Donghun Lee’s generals will be in **302** not 402 as previously announced.

Sorry for any confusion.

--------------------------------------------------------------------------------

Donghun Lee will present his research seminar/general exam on Wednesday May 4

at 1PM in Room 302. The members of his committee are: Warren Powell (ORFE, advisor),

Rob Schapire, and Tom Funkhouser. Everyone is invited to attend his talk and those

faculty wishing to remain for the oral exam following are welcome to do so. His

abstract and reading list follow below.

-----------------------

Abstract

Value iteration and Q learning algorithms overestimate their value functions due to bias introduced by the maximum operator in the update rules. The bias can be substantial when these algorithms are applied to problems which contain large variances in rewards due to innate stochasticity in the cost function. This problem gets worse as the action space gets larger. We aim to bound the value function when there exist such bias introduced by the maximum operator in these algorithms. We seek to gain insights into the rate of convergence of the value function in the presence of high levels of noise in the cost function.

Reading List

Books

· Powell,W. B. (2007). Approximate Dynamic Programming: Solving the Curses of Dimensionality, chapter 6, pages 179–224. Wiley-Interscience

· Bertsekas, D. P. (2009). Dynamic Programming and Optimal Control, chapter 6 sections 6.1-6.5, pages 327–446. Athena Scientific

· Russell, S. and Norvig, P. (2003). Artificial Intelligence: A Modern Approach, 2^nd Edition, chapter 21, pages 763–789. Prentice Hall

Papers

· Even-Dar, E. and Mansour, Y. (2003). Learning rates for Q-learning. Journal of Machine Learning Research, 5:1–25.

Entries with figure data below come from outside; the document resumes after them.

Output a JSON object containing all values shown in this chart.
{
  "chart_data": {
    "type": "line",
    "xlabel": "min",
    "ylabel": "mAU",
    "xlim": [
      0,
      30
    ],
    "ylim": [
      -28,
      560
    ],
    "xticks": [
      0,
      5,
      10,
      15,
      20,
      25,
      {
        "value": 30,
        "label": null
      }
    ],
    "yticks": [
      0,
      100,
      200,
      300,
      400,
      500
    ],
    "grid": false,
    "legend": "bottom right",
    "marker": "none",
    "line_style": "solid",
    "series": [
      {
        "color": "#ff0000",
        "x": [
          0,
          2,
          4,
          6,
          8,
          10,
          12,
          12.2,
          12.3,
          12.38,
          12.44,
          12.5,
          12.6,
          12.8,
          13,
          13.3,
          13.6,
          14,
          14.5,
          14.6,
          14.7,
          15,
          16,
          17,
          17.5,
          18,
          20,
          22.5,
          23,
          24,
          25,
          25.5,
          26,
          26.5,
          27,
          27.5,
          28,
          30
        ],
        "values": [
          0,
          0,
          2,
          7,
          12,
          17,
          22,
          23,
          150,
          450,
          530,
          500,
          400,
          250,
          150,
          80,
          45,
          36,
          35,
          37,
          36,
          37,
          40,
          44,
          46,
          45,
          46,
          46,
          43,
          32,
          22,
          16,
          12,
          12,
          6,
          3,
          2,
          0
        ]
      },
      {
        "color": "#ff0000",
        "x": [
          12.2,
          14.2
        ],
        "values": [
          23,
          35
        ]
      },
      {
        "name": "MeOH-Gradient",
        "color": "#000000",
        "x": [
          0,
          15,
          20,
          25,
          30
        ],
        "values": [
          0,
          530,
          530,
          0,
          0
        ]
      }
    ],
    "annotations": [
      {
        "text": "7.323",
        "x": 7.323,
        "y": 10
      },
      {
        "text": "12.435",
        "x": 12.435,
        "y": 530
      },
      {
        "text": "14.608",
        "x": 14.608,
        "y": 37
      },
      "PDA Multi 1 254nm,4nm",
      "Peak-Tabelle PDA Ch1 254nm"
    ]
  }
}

· Kearns, M. and Singh, S. (1999). Finite-sample convergence rates for Q-learning and indirect algorithms. In Neural Information Processing Systems, volume 12, pages 996–1002. MIT Press.

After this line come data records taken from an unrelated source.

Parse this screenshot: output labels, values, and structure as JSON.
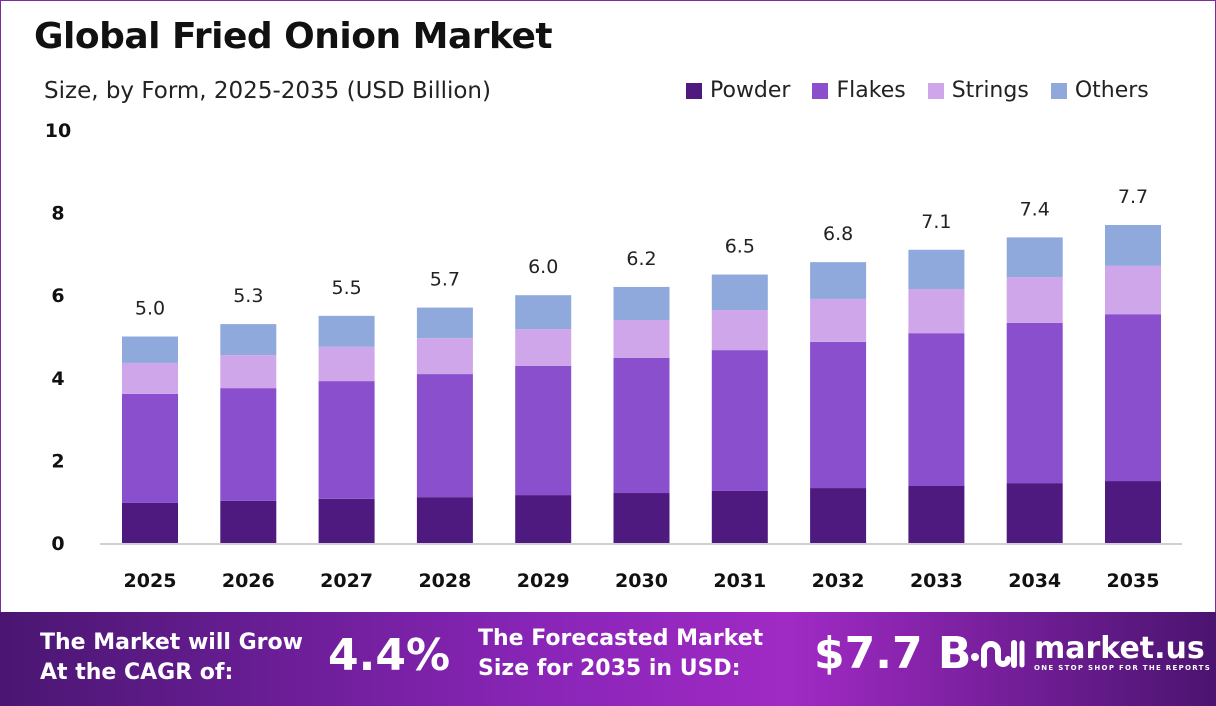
{
  "chart_data": {
    "type": "bar",
    "stacked": true,
    "title": "Global Fried Onion Market",
    "subtitle": "Size, by Form, 2025-2035 (USD Billion)",
    "categories": [
      "2025",
      "2026",
      "2027",
      "2028",
      "2029",
      "2030",
      "2031",
      "2032",
      "2033",
      "2034",
      "2035"
    ],
    "series": [
      {
        "name": "Powder",
        "color": "#4e1a80",
        "values": [
          0.97,
          1.02,
          1.07,
          1.11,
          1.16,
          1.21,
          1.26,
          1.33,
          1.38,
          1.45,
          1.5
        ]
      },
      {
        "name": "Flakes",
        "color": "#8a4fcc",
        "values": [
          2.64,
          2.73,
          2.85,
          2.98,
          3.13,
          3.27,
          3.41,
          3.54,
          3.7,
          3.88,
          4.04
        ]
      },
      {
        "name": "Strings",
        "color": "#d0a6ea",
        "values": [
          0.75,
          0.8,
          0.83,
          0.87,
          0.89,
          0.92,
          0.97,
          1.04,
          1.07,
          1.11,
          1.17
        ]
      },
      {
        "name": "Others",
        "color": "#8fa9dc",
        "values": [
          0.64,
          0.75,
          0.75,
          0.74,
          0.82,
          0.8,
          0.86,
          0.89,
          0.95,
          0.96,
          0.99
        ]
      }
    ],
    "totals": [
      "5.0",
      "5.3",
      "5.5",
      "5.7",
      "6.0",
      "6.2",
      "6.5",
      "6.8",
      "7.1",
      "7.4",
      "7.7"
    ],
    "yticks": [
      "0",
      "2",
      "4",
      "6",
      "8",
      "10"
    ],
    "ylim": [
      0,
      10
    ],
    "grid": false,
    "legend_placement": "top-right"
  },
  "footer": {
    "cagr_label_1": "The Market will Grow",
    "cagr_label_2": "At the CAGR of:",
    "cagr_value": "4.4%",
    "forecast_label_1": "The Forecasted Market",
    "forecast_label_2": "Size for 2035 in USD:",
    "forecast_value": "$7.7 B",
    "logo_name": "market.us",
    "logo_tagline": "ONE STOP SHOP FOR THE REPORTS"
  }
}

· Kulkarni, S. R. and Horn, C. S. (1996). An alternative proof for convergence of stochastic approximation algorithms. IEEE Transactions on Automatic Control, 41(3):419–424.

· Lim, S. H. and DeJong, G. (2005). Towards finite-sample convergence of direct reinforcement learning. In Proceedings of European Conference on Machine Learning, pages 230–241.

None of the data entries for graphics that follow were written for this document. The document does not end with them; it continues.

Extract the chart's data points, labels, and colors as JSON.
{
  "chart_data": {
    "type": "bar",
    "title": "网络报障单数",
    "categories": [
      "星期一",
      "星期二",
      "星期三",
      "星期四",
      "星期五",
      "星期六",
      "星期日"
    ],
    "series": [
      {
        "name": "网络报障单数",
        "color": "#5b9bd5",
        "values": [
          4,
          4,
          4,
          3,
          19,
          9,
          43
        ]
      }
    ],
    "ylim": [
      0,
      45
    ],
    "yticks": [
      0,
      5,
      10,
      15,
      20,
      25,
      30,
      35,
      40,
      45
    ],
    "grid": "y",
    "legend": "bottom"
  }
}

· Strehl, A. L., Li, L., and Littman, M. L. (2009). Reinforcement learning in finite MDPs: PAC analysis. Journal of Machine Learning Research, 10:2413–2444.

· Tsitsiklis, J. N. (1994). Asynchronous stochastic approximation and Q-learning. Machine Learning, 16:185–202.

· Wang, I.-J., Chong, E. K., and Kulkarni, S. R. (1996). Equivalent necessary and sufficient conditions on noise sequences for stochastic approximation algorithms. Advances in Applied Probability, 28:1996.